If we say that the return pointer is always valid, we are effectively
requiring the implementation to reserve 2*^CHAR_BITS of these strings in
memory.  This could be quite a bit of space; I don't think it's practical.

We could use the heap, but then the user would have to be responsible for
freeing it (which means he must save the pointer, which is an inconvenience of
roughly the same magnitude as providing his own buffer).  Also, this would
necessitate an error return, in case malloc fails.

Maybe the best way is to provide two char-viewing routines.  One would expect
the user to pass a buffer, and would be analogous to the string-viewing
routines.  The other would use a single static buffer, with the usual caveat.

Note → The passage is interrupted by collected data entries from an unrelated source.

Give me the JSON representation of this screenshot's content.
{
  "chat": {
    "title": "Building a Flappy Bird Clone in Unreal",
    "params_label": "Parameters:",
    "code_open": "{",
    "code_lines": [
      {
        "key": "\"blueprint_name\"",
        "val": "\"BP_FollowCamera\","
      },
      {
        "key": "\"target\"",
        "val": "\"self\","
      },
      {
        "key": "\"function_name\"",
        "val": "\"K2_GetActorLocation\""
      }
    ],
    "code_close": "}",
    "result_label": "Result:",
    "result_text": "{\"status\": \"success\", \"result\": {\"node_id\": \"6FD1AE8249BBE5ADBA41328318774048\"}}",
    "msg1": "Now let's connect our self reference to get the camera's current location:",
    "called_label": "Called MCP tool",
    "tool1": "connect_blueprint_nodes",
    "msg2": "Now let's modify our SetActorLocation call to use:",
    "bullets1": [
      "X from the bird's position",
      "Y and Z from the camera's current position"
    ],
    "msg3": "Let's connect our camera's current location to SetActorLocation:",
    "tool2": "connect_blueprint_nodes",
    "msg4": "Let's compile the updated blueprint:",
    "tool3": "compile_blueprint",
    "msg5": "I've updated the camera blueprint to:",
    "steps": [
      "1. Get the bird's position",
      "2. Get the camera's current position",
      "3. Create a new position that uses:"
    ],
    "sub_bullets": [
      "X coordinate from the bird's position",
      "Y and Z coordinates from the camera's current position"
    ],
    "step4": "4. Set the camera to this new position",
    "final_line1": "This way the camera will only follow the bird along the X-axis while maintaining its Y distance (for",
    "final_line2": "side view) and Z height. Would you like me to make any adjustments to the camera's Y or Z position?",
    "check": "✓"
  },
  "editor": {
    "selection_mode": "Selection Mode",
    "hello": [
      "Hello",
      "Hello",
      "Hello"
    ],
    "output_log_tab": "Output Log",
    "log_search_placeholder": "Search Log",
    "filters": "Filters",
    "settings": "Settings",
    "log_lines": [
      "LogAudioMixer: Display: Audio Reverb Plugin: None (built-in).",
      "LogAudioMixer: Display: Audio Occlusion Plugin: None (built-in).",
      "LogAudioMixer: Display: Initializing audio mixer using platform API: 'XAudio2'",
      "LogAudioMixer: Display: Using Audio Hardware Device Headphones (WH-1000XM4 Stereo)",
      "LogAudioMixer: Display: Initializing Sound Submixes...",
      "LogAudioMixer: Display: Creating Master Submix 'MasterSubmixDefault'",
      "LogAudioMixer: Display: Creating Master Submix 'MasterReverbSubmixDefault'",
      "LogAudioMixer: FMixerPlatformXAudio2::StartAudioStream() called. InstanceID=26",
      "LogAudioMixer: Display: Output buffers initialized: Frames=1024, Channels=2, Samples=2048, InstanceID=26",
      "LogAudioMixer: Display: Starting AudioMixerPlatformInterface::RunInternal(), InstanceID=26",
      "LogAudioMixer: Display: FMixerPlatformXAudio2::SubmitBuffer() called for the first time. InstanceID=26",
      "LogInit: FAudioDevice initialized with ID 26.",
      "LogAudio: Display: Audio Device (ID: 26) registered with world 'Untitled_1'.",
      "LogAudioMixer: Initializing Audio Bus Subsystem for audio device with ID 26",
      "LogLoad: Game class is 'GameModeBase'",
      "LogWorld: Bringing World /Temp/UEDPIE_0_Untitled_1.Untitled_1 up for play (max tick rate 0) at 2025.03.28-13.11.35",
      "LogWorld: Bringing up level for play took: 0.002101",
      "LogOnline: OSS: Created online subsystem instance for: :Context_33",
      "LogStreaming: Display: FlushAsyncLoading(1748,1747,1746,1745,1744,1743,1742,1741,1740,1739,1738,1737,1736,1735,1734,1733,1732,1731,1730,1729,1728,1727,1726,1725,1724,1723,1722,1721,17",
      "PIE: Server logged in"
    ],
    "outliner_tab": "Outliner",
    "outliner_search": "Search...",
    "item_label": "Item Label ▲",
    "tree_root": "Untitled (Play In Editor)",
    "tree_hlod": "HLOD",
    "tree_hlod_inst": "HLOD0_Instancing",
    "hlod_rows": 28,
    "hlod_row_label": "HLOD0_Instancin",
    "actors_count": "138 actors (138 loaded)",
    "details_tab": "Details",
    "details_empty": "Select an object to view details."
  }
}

What a mess.  Implementing it as a printf format would avoid all of this.

>(by the way, is the chr==(int)(unsigned char)chr test a safe way of
>testing whether the value is one an unsigned char could take on?)

Yes, but "(unsigned)chr <= UCHAR_MAX" might be better.

Karl W. Z. Heuer (ima!haddock!karl or karl@haddock.isc.com), The Walking Lint

bill@proxftl.UUCP (T. William Wells) (06/16/88)

In article <1043@cresswell.quintus.UUCP>, ok@quintus.UUCP (Richard A. O'Keefe) writes:
> I think we can describe the proposed effect of %#c quite succinctly:
> it writes the shortest sequence <S> of isprint() characters such that
> both '<S>' and "<S>" would be legal C constants for which the '<S>'
> version would have the same value as its argument, preferring symbolic
> forms such as \a to octal forms such as \7.

You do not want to use short octal escape sequences because the
string "\a0" could be output as "\70" which is ambiguous.  For
similar reasons, if X3J11 leaves in the unlimited length for
"\x", those can't be used.

karl@haddock.ISC.COM (Karl Heuer) (06/17/88)

In article <324@proxftl.UUCP> bill@proxftl.UUCP (T. William Wells) writes:
>You do not want to use short octal escape sequences [for %#c or %#s encoding]
>because the string "\a0" could be output as "\70" which is ambiguous.  For
>similar reasons, if X3J11 leaves in the unlimited length for "\x", those
>can't be used.

Which means that there are some strings% that can't be output at all, except
by writing every single character -- including the printable ones -- in hex.
(The string-literal-pasting kludge doesn't help here.)

I'll make one more effort in the third public review to convince X3J11 that my
\c terminator is useful.  See comp.std.c for a discussion thereof.

Karl W. Z. Heuer (ima!haddock!karl or karl@haddock.isc.com), The Walking Lint
% Consider a machine with 12-bit bytes, printable chars being 0x400-0x4ff.